Porque nada había pasado en realidad.


Habían tenido sexo. Eso era todo. Jamás pasaría de ahí. Era una locura pensar que alguien podía llegar a enamorarse a raíz de haber hecho el amor. Era una locura, pero ella había incurrido en ese error.


Paula cerró el libro que estaba leyendo lentamente.


–Eso es –dijo, rezando para que su rostro no la delatara–. Eso seré. El mejor médico del mundo.


Él la miró.


–¿Y qué era lo segundo?


–¿Lo segundo?


–Dijiste que querías hablar conmigo de un par de cosas.


Paula parpadeó y entonces lo recordó.
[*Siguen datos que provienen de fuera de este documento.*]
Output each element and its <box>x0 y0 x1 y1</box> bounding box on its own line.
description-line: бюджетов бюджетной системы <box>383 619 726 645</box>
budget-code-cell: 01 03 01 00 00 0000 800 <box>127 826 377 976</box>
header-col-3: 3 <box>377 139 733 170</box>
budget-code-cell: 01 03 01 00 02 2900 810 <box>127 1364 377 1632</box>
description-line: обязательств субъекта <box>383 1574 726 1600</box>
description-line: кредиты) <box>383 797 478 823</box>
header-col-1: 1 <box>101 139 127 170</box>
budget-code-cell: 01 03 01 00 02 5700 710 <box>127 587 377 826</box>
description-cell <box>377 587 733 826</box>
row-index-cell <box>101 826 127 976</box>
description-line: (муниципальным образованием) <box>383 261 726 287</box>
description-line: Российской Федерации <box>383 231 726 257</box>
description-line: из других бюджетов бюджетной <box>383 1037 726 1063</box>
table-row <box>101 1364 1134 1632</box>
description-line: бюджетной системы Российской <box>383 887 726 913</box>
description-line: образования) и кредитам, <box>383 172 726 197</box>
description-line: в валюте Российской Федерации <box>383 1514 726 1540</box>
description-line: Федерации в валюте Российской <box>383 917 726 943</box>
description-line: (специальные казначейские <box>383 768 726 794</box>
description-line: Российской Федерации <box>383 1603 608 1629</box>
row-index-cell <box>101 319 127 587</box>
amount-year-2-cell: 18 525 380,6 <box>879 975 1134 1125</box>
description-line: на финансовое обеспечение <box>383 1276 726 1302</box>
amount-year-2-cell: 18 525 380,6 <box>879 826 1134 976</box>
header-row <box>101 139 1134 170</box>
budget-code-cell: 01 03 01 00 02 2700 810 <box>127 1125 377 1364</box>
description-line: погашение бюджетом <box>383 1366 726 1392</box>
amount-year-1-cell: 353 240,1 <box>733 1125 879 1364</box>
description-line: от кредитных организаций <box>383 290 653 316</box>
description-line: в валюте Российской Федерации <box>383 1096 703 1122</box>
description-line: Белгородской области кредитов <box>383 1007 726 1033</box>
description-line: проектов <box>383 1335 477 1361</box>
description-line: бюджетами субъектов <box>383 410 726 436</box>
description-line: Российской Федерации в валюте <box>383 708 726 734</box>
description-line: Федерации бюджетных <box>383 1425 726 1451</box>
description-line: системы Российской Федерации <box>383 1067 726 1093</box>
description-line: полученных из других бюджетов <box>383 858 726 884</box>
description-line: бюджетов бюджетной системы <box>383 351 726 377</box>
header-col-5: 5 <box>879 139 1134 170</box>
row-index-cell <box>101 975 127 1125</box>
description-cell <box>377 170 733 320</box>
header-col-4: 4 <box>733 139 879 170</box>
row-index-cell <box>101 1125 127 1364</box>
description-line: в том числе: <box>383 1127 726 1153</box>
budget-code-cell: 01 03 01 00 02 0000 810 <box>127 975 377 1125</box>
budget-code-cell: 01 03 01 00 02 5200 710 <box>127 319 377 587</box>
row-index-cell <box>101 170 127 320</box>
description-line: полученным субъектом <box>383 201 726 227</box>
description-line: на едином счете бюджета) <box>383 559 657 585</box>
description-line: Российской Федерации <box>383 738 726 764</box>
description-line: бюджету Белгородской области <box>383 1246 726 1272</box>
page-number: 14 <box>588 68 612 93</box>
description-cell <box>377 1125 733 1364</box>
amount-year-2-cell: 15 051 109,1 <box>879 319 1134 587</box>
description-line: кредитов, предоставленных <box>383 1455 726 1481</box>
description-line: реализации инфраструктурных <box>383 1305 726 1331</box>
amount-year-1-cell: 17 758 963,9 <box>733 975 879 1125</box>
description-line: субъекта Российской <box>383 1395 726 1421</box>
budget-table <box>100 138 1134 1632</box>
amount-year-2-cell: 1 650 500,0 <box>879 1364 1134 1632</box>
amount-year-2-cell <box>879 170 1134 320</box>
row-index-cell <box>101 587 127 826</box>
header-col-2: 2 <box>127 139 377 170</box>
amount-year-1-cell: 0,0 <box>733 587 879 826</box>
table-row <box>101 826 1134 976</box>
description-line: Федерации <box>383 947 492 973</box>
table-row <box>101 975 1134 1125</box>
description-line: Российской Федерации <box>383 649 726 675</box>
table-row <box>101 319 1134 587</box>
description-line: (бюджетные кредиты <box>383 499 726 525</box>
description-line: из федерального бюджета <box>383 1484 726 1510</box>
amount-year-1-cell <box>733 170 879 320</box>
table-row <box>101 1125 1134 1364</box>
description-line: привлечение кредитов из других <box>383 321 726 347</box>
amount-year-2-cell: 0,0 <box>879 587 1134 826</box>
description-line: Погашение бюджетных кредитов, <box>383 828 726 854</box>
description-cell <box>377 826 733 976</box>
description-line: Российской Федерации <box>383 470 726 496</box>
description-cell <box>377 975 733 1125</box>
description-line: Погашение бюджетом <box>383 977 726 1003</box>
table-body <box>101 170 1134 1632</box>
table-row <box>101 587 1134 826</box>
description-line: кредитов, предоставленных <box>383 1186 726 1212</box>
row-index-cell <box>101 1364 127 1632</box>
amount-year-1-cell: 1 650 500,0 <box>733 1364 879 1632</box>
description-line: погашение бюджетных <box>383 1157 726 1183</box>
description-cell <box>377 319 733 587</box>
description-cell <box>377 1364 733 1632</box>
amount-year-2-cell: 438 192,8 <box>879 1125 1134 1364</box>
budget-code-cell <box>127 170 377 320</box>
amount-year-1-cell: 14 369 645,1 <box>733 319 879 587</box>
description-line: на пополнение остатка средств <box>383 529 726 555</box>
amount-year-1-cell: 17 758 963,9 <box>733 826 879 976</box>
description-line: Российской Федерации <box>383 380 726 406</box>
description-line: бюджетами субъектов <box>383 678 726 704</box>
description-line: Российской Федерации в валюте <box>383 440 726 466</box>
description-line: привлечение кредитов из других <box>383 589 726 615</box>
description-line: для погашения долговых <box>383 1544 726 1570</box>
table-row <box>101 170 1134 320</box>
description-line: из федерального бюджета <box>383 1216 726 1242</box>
Tan solo unos minutos antes, cuando aún albergaba algo de esperanza en su corazón, había estado a punto de decirle algo que creía necesitaba oír, pero afortunadamente la conversación había transcurrido por otros derroteros. Gracias a eso no había llegado a cometer una gran estupidez.


De repente oyó el ruido de un motor de un coche que se acercaba. Se oyó un portazo y un repiqueteo constante de tacones que cada vez sonaban más cercanos. Pero la intrusión no fue más que momentánea. El frío y el dolor eclipsaban todo lo demás. No había vuelta atrás, ni tampoco podían ir hacia delante. Lo que había ocurrido entre Pedro y ella había llegado a su fin. Todo había acabado.


Le miró a los ojos.


–Ya no tiene importancia –le dijo.


Simone acababa de abrir la puerta principal y se dirigía hacia ellos, seguida de alguien con una larga cabellera rubia y una diminuta falda vaquera, alguien que le resultaba vagamente familiar, pero que no debería haber estado allí.
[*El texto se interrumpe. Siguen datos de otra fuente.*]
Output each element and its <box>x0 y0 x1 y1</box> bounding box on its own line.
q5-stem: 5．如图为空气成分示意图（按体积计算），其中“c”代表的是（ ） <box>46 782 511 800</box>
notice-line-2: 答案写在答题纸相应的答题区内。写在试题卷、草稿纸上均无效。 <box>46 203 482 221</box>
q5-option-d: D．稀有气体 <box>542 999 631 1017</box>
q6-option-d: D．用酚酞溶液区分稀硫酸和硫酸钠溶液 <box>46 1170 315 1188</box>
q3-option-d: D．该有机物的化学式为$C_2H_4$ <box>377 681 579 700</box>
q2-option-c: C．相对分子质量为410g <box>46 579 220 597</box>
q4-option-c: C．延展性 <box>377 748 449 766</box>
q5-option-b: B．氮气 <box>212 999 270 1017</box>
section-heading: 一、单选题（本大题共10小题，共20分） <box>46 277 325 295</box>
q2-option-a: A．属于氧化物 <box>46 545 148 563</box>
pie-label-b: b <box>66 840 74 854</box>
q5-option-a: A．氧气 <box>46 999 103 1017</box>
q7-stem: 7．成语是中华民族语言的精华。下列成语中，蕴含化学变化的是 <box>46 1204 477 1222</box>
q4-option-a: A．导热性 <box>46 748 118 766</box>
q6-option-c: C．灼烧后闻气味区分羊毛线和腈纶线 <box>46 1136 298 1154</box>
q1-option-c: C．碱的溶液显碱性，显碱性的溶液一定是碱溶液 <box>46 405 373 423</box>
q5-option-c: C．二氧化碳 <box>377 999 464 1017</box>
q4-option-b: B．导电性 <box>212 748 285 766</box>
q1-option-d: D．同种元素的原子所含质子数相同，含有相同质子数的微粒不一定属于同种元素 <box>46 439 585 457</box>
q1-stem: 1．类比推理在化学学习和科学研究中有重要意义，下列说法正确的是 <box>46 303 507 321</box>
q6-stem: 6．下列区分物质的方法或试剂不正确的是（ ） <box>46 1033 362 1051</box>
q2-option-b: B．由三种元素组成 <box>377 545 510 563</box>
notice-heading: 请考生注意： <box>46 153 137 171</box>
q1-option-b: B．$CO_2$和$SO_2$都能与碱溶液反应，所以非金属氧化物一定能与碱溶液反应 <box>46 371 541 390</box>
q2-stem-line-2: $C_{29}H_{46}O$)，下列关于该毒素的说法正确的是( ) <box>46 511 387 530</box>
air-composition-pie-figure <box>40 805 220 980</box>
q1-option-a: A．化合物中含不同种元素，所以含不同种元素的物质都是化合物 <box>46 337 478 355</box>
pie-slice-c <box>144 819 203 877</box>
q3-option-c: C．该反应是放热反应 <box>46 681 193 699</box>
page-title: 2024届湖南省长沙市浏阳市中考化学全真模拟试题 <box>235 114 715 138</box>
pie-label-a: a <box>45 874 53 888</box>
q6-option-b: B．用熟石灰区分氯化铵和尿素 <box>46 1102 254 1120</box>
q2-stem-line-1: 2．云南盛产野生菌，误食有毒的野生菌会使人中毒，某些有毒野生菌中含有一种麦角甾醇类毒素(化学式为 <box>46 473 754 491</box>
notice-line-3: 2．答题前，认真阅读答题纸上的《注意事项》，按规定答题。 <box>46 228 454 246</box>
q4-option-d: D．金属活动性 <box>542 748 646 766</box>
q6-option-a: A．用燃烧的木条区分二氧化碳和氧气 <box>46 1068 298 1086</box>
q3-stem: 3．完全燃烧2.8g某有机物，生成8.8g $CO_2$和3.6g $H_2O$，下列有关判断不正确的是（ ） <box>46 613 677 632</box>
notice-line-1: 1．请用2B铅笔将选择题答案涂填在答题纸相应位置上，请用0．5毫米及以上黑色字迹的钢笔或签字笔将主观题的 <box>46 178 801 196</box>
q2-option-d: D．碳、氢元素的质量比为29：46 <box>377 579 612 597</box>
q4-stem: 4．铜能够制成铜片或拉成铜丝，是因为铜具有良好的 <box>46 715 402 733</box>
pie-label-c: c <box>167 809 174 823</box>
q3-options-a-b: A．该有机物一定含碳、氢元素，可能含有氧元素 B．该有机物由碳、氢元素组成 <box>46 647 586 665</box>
Paula parpadeó. Era muy extraño. Era como ver un autobús de dos plantas en medio del desierto. Reconocía ambas cosas, pero una de ellas estaba en el lugar equivocado.


El rostro de Simone no albergaba expresión alguna.


–Su hermana ha llegado.


–¿Mi hermana? –dijo Paula, confundida.


La rubia de la minifalda apareció en ese momento.